If it was Pran who enticed me into smoking, it was my father, an inveterate smoker himself, who made me give up smoking altogether. The remarkable thing about it is that he was able to pull me out of the habit not when he was alive, but a fortnight after he passed away.

My father died on February 24, 1995, a peaceful passing at the age of 90. Nearly two weeks later, well after two AM on March 8, I was in my study in my home overlooking the Sasthamangalam Junction, reading a magazine. When I picked up a book from the shelf something fell to the ground and I noticed that it was an inland letter from my father, written to me about three years back. It was indeed a touching appeal to me that I had ignored when I received it. But now, in the dead of night a fortnight after his passing, it acquired a new meaning and new significance. The letter, in his stylish handwriting in Malayalam, went on like this:

My Dear Ravi,

Mony came here yesterday and spoke a lot about your current illness, obviously caused by your heavy smoking. Mony puts the entire blame on me as he says you always tell him in a lighter vein that your smoking has my approval. I think you will agree that by saying so you are being unfair to me. True I have not opposed your smoking habit. That does not mean I have approved it either.

You should always be aware of your health problems, including BP. It would be unwise to add to them by a habit that we can dispense with. So give up the smoking habit altogether, for the sake of your health, and for the sake of your family.

You may think that it is absurd on my part to give such an advice when I am myself a  heavy smoker. But now I have every right to advise you as I totally stopped smoking several months ago.
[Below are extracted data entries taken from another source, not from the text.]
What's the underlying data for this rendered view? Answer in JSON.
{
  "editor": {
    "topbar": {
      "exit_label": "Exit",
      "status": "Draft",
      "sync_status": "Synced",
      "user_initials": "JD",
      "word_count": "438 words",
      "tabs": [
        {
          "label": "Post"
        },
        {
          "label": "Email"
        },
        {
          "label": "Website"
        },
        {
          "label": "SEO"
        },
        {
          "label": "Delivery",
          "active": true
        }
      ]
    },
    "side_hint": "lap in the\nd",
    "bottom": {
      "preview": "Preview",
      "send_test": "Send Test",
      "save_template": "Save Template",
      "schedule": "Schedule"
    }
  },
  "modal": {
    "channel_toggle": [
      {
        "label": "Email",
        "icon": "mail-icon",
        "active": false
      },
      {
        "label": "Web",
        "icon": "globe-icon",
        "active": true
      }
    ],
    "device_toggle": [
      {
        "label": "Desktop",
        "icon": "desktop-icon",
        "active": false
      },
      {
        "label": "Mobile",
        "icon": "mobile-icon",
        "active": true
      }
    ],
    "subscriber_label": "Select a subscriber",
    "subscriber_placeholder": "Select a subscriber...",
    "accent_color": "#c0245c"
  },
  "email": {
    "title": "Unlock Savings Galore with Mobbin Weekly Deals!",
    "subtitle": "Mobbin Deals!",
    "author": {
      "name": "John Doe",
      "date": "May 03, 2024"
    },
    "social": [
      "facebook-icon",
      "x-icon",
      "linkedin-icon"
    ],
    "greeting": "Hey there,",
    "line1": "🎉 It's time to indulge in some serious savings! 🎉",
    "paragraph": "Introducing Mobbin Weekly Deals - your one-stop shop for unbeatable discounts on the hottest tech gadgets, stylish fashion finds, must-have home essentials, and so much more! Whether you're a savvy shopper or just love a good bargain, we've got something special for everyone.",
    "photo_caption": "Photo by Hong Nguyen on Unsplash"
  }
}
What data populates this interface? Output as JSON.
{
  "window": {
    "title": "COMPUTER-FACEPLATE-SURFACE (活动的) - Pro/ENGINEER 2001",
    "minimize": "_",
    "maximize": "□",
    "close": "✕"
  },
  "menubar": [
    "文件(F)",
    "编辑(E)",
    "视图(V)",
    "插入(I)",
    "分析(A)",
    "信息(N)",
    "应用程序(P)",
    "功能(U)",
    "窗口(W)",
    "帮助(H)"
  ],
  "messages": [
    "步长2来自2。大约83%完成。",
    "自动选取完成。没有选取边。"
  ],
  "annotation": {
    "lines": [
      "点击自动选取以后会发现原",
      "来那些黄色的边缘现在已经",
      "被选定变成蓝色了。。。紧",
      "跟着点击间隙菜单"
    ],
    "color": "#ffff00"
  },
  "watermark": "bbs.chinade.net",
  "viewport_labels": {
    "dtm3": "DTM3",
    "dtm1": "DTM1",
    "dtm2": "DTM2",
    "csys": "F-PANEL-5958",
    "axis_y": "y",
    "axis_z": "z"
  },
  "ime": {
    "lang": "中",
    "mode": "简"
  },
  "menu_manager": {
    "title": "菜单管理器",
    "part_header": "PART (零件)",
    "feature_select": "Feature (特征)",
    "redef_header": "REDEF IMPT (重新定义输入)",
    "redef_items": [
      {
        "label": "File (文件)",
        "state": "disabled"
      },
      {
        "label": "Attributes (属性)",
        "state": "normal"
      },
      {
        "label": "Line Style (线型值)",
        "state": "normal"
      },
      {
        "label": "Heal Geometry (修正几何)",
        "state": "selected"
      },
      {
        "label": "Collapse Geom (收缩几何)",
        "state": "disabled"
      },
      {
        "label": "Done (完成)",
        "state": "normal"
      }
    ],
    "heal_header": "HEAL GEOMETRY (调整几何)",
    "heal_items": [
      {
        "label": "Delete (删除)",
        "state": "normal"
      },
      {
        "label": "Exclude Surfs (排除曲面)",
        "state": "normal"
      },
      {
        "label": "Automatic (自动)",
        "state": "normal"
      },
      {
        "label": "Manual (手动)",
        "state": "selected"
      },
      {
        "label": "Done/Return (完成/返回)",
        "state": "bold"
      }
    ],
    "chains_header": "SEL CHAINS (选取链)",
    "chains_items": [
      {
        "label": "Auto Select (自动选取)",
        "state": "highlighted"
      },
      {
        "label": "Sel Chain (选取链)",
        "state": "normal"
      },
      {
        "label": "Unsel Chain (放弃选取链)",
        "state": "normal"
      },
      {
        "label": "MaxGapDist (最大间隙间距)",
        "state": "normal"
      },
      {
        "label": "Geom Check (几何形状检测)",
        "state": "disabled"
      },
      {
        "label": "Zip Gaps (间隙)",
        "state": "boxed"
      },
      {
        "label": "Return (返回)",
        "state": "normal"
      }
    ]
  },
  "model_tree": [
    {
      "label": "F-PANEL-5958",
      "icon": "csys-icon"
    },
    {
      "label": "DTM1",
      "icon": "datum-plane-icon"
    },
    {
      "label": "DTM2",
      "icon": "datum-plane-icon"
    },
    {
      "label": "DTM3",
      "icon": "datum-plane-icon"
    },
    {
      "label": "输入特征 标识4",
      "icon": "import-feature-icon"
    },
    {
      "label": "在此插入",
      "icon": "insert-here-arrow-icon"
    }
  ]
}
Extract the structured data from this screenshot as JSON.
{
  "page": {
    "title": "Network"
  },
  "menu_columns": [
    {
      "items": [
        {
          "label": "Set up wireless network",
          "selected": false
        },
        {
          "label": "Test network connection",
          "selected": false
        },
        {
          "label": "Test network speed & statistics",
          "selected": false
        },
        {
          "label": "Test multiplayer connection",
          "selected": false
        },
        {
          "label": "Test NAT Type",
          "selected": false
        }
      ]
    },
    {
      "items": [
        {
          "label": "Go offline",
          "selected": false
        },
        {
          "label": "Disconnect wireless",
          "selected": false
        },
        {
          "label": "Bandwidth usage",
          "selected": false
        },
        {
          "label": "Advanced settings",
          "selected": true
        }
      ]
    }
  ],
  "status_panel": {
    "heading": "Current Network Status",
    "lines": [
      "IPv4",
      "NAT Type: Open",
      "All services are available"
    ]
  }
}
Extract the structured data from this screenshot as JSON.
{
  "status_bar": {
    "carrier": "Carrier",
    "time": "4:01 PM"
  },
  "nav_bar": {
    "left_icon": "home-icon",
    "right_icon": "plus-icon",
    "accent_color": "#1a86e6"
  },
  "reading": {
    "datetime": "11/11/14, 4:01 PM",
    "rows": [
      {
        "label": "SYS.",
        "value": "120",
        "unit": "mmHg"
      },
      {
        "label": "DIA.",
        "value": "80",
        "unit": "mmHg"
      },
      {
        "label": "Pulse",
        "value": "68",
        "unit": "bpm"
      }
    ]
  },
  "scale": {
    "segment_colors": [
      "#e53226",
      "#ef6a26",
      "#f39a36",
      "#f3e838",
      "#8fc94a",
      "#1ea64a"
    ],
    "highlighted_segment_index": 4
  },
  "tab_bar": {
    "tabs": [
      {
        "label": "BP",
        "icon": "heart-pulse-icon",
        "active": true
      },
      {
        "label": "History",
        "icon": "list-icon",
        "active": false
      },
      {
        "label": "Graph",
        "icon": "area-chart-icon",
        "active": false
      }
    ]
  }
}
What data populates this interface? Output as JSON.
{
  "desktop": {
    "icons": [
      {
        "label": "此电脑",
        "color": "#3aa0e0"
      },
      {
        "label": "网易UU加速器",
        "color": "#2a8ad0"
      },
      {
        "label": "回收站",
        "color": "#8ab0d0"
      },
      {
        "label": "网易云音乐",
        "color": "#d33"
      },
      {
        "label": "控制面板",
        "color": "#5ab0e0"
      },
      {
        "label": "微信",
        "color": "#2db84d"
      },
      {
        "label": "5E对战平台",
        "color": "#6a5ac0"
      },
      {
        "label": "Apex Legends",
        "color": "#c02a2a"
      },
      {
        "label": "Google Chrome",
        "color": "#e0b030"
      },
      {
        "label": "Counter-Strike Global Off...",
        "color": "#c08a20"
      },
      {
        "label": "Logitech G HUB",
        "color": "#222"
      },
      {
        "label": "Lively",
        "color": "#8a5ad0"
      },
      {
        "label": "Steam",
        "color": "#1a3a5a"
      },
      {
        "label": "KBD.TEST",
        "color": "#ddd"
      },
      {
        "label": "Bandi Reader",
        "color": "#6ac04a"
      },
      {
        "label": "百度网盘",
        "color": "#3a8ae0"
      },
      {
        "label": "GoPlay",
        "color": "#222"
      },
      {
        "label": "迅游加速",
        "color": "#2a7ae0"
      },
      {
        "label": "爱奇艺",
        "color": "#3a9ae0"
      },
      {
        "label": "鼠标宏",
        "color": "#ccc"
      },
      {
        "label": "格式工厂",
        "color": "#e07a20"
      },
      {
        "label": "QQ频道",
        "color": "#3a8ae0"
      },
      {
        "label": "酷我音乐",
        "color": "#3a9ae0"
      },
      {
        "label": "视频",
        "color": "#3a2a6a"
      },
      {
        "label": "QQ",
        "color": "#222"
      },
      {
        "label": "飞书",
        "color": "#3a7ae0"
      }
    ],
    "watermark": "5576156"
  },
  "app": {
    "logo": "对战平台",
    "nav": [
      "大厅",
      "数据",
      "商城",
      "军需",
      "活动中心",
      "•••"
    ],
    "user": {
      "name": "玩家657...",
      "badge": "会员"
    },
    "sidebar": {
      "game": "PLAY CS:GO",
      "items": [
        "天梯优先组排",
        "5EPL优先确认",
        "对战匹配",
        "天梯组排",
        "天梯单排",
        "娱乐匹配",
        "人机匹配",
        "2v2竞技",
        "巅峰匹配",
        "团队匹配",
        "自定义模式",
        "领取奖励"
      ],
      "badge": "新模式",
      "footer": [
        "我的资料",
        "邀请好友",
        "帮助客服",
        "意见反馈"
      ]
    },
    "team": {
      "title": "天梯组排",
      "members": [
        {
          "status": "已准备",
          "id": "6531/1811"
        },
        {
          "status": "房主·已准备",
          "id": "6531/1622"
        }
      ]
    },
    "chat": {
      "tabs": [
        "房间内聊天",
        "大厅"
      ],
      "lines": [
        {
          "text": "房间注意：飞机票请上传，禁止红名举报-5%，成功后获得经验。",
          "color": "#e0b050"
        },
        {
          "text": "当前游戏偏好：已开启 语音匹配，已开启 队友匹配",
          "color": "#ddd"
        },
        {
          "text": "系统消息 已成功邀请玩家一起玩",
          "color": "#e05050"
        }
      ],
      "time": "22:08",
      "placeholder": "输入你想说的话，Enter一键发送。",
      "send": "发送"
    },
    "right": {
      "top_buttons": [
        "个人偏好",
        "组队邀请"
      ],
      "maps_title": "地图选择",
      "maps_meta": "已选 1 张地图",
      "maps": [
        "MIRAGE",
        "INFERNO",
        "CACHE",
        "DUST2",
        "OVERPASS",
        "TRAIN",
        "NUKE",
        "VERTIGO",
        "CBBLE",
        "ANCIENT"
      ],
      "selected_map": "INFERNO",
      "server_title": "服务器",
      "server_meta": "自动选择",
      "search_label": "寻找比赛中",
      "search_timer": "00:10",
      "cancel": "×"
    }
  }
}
I hope you will not disappoint me.



It was with tears in my eyes that I finished reading that letter that I had ignored three years ago. And I felt great remorse in not accepting his advice when he was alive.

There was a new packet of Wills Filter on the table. I picked it up, took out one cigarette, lighted it and took one slow, long puff, my last puff of three decades of smoking. Then I flung that lighted cigarette and the cigarette packet together away through the window with all the force I could muster, in my final  act of obeisance to my father.